How to make Simple and Flexible Charitable Donations
A donor advised fund can allow you to make donations in a way that will provide you with greater simplicity and flexibility in making charitable contributions. These funds allow you to contribute cash and various securities (including restricted stock), with the fund taking care of the transfer and record keeping for these securities in one location. Securities held for more than one year and contributed to the fund are deducted at their fair market value on the date of transfer, and no capital gains tax is imposed on the long-term appreciation of the securities. Your contributions are deductible in the year that you transfer the cash or securities to the fund, not when the contribution is made to the charity. Therefore, you can contribute property to the fund, take a tax deduction, and then have a contribution made to a charity at a later date. In addition, amounts contributed to the fund reduce your estate and the amount subject to estate tax.

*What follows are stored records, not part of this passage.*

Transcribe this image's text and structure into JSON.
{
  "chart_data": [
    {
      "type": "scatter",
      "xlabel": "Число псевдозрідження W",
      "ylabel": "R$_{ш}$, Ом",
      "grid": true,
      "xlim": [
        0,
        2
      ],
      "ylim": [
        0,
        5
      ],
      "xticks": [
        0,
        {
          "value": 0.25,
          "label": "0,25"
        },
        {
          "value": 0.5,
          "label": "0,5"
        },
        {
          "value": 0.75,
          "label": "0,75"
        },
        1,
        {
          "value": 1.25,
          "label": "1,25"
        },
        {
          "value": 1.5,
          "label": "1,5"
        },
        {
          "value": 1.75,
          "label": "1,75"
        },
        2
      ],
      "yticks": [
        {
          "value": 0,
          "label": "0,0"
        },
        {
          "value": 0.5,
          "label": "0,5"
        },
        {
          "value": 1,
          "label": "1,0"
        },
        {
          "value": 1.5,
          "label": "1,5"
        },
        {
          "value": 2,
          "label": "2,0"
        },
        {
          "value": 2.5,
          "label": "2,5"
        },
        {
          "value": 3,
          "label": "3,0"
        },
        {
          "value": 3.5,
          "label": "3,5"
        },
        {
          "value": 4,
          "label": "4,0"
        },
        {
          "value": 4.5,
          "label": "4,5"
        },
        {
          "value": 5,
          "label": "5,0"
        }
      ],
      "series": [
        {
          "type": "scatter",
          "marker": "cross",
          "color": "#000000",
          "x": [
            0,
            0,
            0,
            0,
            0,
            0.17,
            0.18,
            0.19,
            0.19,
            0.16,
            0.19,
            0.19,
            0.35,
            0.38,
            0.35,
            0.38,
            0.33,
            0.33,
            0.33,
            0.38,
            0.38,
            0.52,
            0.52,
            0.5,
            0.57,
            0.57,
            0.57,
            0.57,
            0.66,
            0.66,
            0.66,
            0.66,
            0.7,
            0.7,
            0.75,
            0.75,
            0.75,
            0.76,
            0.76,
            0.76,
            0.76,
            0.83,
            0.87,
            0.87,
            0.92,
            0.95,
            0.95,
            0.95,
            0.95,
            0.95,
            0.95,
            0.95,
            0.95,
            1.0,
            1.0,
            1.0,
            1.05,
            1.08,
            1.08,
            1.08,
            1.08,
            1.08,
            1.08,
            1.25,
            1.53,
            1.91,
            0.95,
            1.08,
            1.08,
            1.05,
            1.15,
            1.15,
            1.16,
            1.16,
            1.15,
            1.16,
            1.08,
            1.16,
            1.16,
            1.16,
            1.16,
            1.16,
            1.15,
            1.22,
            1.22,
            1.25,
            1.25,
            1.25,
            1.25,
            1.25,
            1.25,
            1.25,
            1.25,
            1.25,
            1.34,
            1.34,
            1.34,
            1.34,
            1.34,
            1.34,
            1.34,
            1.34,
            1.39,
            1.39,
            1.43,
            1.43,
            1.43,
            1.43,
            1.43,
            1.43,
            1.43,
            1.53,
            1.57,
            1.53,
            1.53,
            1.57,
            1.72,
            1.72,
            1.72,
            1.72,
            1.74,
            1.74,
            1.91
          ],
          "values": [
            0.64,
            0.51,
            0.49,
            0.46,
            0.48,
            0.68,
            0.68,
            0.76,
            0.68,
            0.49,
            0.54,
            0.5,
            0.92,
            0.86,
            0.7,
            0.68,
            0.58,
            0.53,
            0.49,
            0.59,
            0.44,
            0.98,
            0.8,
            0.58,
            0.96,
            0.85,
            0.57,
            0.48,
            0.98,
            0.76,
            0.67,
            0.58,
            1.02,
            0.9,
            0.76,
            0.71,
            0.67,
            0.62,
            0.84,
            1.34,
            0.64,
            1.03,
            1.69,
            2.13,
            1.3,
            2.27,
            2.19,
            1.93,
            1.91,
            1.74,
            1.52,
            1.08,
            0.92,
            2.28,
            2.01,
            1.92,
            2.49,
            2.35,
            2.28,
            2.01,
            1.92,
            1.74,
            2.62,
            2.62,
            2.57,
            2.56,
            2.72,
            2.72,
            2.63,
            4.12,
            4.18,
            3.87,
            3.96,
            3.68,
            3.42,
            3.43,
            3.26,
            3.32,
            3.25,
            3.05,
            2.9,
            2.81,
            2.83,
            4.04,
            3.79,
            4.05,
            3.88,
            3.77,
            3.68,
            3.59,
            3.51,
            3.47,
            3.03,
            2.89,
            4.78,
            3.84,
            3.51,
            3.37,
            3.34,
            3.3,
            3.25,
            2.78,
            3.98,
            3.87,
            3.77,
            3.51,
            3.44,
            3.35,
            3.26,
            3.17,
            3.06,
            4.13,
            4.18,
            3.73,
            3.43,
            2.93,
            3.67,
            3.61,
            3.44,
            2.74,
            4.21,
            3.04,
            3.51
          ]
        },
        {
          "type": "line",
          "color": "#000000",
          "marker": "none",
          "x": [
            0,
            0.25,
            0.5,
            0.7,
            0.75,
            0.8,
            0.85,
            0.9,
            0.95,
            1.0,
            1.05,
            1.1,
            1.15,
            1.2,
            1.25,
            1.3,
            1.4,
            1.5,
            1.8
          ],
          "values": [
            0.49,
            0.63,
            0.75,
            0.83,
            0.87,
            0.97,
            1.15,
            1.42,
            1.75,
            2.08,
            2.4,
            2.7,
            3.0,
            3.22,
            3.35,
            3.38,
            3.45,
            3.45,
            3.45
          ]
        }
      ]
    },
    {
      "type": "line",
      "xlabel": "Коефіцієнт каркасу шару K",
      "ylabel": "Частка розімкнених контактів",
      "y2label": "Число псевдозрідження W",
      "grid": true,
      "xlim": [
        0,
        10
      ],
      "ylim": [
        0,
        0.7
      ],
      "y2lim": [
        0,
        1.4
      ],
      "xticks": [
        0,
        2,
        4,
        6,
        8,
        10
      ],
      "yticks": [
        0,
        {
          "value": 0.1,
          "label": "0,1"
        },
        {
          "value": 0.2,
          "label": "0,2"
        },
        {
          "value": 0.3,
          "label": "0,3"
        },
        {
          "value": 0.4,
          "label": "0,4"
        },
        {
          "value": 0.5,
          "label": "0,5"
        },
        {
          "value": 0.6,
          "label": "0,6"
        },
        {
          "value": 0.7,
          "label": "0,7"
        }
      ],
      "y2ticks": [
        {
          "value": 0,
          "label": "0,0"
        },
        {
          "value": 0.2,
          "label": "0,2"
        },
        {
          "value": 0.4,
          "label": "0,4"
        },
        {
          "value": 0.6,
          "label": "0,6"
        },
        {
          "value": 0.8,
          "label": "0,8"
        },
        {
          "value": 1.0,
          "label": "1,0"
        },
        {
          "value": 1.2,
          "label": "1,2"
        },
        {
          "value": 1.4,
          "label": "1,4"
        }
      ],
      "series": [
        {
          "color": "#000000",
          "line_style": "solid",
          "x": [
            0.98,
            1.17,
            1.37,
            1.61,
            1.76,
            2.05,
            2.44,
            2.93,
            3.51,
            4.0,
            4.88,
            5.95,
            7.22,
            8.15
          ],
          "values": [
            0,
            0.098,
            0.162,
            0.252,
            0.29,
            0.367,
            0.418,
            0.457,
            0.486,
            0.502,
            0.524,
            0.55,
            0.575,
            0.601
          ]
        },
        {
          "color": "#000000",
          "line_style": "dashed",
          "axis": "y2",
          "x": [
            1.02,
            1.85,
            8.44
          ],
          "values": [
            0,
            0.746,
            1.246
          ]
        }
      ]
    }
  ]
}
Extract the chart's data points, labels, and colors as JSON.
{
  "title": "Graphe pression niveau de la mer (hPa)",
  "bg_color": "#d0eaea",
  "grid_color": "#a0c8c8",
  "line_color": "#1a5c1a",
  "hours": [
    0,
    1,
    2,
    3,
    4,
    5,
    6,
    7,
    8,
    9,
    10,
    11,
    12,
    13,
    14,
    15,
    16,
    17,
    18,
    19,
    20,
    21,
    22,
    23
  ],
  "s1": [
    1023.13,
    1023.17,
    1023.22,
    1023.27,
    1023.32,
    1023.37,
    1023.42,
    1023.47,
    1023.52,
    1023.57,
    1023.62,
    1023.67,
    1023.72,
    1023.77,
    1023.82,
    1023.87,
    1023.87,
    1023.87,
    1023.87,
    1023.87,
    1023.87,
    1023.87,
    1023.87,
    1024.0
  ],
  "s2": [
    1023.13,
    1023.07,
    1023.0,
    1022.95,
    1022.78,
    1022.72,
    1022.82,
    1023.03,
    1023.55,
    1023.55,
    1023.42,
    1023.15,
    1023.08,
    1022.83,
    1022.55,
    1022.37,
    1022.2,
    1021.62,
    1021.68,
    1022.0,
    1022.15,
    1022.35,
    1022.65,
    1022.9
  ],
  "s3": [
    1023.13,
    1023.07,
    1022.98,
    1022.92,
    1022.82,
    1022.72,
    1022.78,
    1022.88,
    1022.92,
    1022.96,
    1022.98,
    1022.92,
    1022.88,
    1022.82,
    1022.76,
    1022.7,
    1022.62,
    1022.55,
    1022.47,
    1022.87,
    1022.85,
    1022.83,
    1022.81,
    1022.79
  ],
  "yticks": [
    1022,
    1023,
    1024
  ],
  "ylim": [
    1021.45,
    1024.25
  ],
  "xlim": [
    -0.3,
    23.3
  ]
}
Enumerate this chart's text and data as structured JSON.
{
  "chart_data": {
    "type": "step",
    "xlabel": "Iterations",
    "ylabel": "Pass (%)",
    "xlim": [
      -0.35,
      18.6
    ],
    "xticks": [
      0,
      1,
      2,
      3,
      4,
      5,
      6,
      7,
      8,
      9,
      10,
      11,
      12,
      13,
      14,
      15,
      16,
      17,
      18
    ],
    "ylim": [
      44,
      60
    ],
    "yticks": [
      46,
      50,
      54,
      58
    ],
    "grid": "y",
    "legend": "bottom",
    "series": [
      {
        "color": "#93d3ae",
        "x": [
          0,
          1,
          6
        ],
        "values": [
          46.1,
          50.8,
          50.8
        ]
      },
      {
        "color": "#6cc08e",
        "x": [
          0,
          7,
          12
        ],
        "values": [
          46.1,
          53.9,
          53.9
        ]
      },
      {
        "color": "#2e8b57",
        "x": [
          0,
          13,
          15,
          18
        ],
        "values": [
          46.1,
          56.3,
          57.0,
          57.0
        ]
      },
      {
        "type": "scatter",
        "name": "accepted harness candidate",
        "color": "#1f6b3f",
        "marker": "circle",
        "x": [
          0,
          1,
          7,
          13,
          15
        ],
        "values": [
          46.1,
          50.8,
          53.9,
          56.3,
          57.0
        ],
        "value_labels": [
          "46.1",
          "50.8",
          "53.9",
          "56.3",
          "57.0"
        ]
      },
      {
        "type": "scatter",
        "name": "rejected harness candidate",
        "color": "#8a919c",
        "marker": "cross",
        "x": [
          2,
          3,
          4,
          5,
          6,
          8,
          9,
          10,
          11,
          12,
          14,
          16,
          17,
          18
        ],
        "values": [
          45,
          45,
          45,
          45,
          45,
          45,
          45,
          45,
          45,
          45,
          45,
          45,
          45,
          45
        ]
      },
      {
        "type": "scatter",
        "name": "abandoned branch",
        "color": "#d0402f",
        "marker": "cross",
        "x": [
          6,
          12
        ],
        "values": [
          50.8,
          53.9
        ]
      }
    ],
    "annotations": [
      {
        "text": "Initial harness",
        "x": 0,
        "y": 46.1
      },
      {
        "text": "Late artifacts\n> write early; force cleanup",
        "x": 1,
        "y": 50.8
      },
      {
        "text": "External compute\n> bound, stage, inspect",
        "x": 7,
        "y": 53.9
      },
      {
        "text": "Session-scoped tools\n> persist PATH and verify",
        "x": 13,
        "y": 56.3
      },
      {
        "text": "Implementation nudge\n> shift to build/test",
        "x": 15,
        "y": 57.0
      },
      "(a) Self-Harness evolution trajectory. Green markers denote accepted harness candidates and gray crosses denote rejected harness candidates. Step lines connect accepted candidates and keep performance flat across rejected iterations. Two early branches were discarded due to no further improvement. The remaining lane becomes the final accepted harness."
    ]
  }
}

Once a contribution is made to the fund, it is irrevocable and is owned and held by the fund. Contributions are not refundable. There are restrictions on what charities can receive the funds (no private foundations), and while you recommend the organization, it must be approved by the trustees of the fund. Upon contribution to the fund, additional earnings and appreciation of securities belong to the fund, income is added to your account, though no additional deduction is allowed. Remember that your charitable deduction is subject to certain limitations, cash contributions are limited to 50% of your adjusted gross income while contributions of securities are subject to a 30% limitation.